The art of providing insights for next generation Asset Management, from analytics to directly optimized mixed-basket products, is about applying smarter processes to better data. aisot designs and implements AI based portfolio optimization services that allow to extract better results from less but more relevant data sources.
Machine Learning and related buzzwords such as artificial intelligence or quant finance are changing decision making in most areas of financial services. Recent years have brought substantial achievements in the area of machine learning. Considering the high volume, accurate historical records, and quantitative nature of financial services, few industries are better suited for machine learning. There are more use cases of machine learning in finance than ever before, a trend perpetuated by more accessible computing power and more accessible machine learning tools. Machine learning is used to identify anomalies in execution logs, for risk management and fraudulent transaction detection. Elsewhere in financial services, machine learning is leveraged for customer segmentation and support and pricing the derivatives. While those applications are adding real value to the industry, machine learning techniques are the most impactful on the buy-side of things when used for searching signals allowing to now- and forecast a set of patterns. Those include but are not limited to order book pressure, volatility, volumes and price information and trends. Applications range from trading, market making and risk management to direct portfolio optimization.

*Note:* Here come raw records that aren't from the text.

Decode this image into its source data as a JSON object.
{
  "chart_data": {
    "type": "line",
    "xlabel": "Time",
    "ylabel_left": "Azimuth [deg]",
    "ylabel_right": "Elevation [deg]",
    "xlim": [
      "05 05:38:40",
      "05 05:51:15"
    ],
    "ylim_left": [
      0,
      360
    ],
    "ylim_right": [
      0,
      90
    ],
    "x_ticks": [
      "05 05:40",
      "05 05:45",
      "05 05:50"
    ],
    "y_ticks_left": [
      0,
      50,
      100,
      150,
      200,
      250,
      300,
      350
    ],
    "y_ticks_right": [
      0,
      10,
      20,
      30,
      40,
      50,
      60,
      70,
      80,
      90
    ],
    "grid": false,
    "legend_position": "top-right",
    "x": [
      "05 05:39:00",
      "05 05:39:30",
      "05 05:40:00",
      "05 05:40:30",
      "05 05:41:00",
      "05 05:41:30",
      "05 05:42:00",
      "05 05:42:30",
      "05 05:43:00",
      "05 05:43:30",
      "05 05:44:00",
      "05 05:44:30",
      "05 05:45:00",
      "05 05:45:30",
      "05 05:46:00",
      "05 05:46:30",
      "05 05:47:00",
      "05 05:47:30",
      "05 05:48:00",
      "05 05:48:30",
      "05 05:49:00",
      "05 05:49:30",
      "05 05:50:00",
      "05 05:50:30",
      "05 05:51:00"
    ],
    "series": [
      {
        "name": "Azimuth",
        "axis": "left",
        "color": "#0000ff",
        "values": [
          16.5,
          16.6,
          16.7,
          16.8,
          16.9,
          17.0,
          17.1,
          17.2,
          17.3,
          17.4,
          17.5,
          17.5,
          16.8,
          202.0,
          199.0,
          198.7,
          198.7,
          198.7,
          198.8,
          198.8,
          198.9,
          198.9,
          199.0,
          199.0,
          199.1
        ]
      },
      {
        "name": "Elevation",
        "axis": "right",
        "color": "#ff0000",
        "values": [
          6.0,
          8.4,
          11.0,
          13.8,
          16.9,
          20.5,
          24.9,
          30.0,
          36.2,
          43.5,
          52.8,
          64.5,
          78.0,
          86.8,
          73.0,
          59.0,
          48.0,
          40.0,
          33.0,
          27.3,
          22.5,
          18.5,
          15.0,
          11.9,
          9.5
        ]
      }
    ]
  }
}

It is no secret that positive news motivate investors to buy financial products such as stocks or digital assets. Solid earnings reports, announcements of a new product, corporate acquisitions, positive economic indicators and many other events can translate into buying pressure and an increase in prices. The fact that publicly available news have an impact in financial markets is subject of research and studies long before social media and Reddit fueled the hype around trading and crypto currencies. Louis Bachelier researched the subject at the turn of the century from the 19th century into the 20th century. Based on the realization that the information flow available to traders governs dynamics of price returns, new models were introduced such as the sequential information arrival model, news jump dynamics or truncated Levy processes to name a few.
With the rise of the World Wide Web and social media came an ever-increasing abundance of available data, allowing for more detailed studies of the impact of news on financial markets at different time-scales. Big data, coupled together with advancements in machine learning and complex systems research, enabled more efficient analysis of financial data, such as web behaviour data, social media, web search queries, online blogs and other alternative data sources.
Portfolio management is the art and science of selecting and overseeing a group of investments that meet the long-term financial objectives and risk tolerance of a client, a company, or an institution (Investopedia). In financial economics the efficient-market hypothesis (EMH) states that asset prices reflect all available information. However, market participants are not always following rational patterns but often tend to speculative behavior and irrationality. Even more so in recent months and years, with high levels of volatility due to global events (pandemic), social events (see wallstreetbets, tweets and bitcoin) and developments specific to certain asset classes (digital assets in general). That’s where machine learning techniques come into play. It allows condense large amounts of information into manageable and meaningful insights, or signals, that in return help to minimize risks while maximizing returns.
Machine learning frameworks can be used in several ways for portfolio optimization, such as supervised, unsupervised and reinforcement learning and its sub-frameworks. While most predictions for financial services rely on supervised learning and particularly the framework of regression, the combination and integration of several machine learning frameworks including reinforcement learning and supervised learning enables to decipher and predict a number of variables that are related to volatility and other factors. In fact, asiot integrates all areas of machine learning and combines those with a complex systems approach in order to understand and quantify non-linear interaction patterns of a large number of individual players.
Leveraging temporal, rolling and incremental learning and evaluation processes, aisot builds on temporal mixture models in machine learning. Temporal mixture models allow deciphering time-varying effects of order book features on volatility while keeping interpretability. Overall, this method leads to significantly better predictions and a reduction of forecasting errors by up to 50%.